Saturation des constructeurs traditionnels
Une décision directement liée à la saturation des grands constructeurs traditionnels de paquebots, Meyer Werft (Allemagne et Finlande), Fincantieri (Italie) et STX France devant réaliser d’ici 2022 une cinquantaine de navires. « La croissance rapide de l’industrie de la croisière dans le monde, en particulier en Chine, conduit à avoir un carnet de commande élevé en permanence. Afin de veiller à ce que le groupe puisse construire le nombre requis de navires dans la prochaine décennie afin de poursuivre l’expansion de sa flotte, il était stratégique d’acquérir des chantiers capables de réaliser nos navires dans les temps impartis et de manière rentable », explique Tan Sri Lim Kok Thay, président de Genting Hong Kong.

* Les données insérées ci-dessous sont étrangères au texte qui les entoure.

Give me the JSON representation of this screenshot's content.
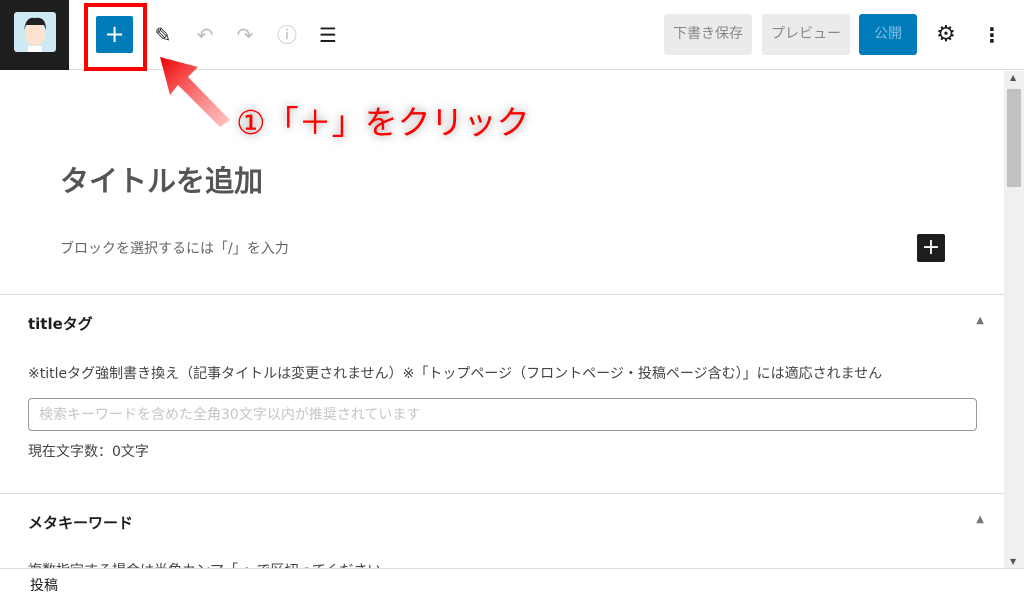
{
  "toolbar": {
    "add_label": "+",
    "draft_label": "下書き保存",
    "preview_label": "プレビュー",
    "publish_label": "公開",
    "icons": [
      "edit-icon",
      "undo-icon",
      "redo-icon",
      "info-icon",
      "list-view-icon",
      "gear-icon",
      "more-vertical-icon"
    ]
  },
  "annotation": "①「＋」をクリック",
  "editor": {
    "title_placeholder": "タイトルを追加",
    "block_placeholder": "ブロックを選択するには「/」を入力",
    "block_add": "+"
  },
  "title_panel": {
    "heading": "titleタグ",
    "note": "※titleタグ強制書き換え（記事タイトルは変更されません）※「トップページ（フロントページ・投稿ページ含む）」には適応されません",
    "placeholder": "検索キーワードを含めた全角30文字以内が推奨されています",
    "count": "現在文字数：0文字"
  },
  "meta_panel": {
    "heading": "メタキーワード",
    "note": "複数指定する場合は半角カンマ「,」で区切ってください"
  },
  "footer": {
    "breadcrumb": "投稿"
  },
  "colors": {
    "accent": "#007cba",
    "highlight": "#ff0000"
  }
}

Le futur Genting Dream (© : MEYER WERFT)
L’Europe préférée à l’Asie
Avec désormais quatre chantiers en Allemagne, Genting, via sa filiale Lloyd Werft (à laquelle vont être rattachés les anciens sites de Nordic Yards), présentera la particularité d’être à la fois armateur et constructeur. Et il va devenir l’un des poids lourds de la réalisation de paquebots. Une situation que les industriels européens regardent évidemment de près. « Nous commençons à être serrés en Europe en matière de capacités et Genting peut devenir un concurrent », reconnaissait récemment le patron de STX France, interrogé sur la question par Mer et Marine. Toutefois, relevait Laurent Castaing, le fait que l’Europe attire malgré le manque de commandes que connaissent les chantiers asiatiques, à commencer par les chinois, est un signe positif : « Nous observons la volonté de certains acteurs de ne pas aller en Asie, où il y a des capacités mais pas l’environnement spécifique à la construction de paquebots ». En ce sens, le choix de Genting est d’autant plus remarquable. Alors que même le Japonais Mitsubishi, pourtant « très compétent », a vu la construction des deux paquebots d’AIDA Cruises tourner au désastre financier, Tan Sri Lim Kok Thay, qui connait bien l’Allemagne pour y faire construire des bateaux depuis la fin des années 90, joue la carte de la confiance : « Avec tous les chantiers situés en Allemagne, un pays bénéficiant d’une longue tradition d'efficacité et de grande qualité dans la construction de navires de croisière et méga-yachts, le groupe Lloyd Werft va compter environ 1700 ouvriers et managers expérimentés. Il est bien placé pour devenir l’un des meilleurs dans le monde sur ce marché. L’Allemagne est aussi là où l’on trouve le plus grand réseau de fournisseurs d’équipements marins alors que la coordination par le gouvernement des politiques maritimes est excellente ».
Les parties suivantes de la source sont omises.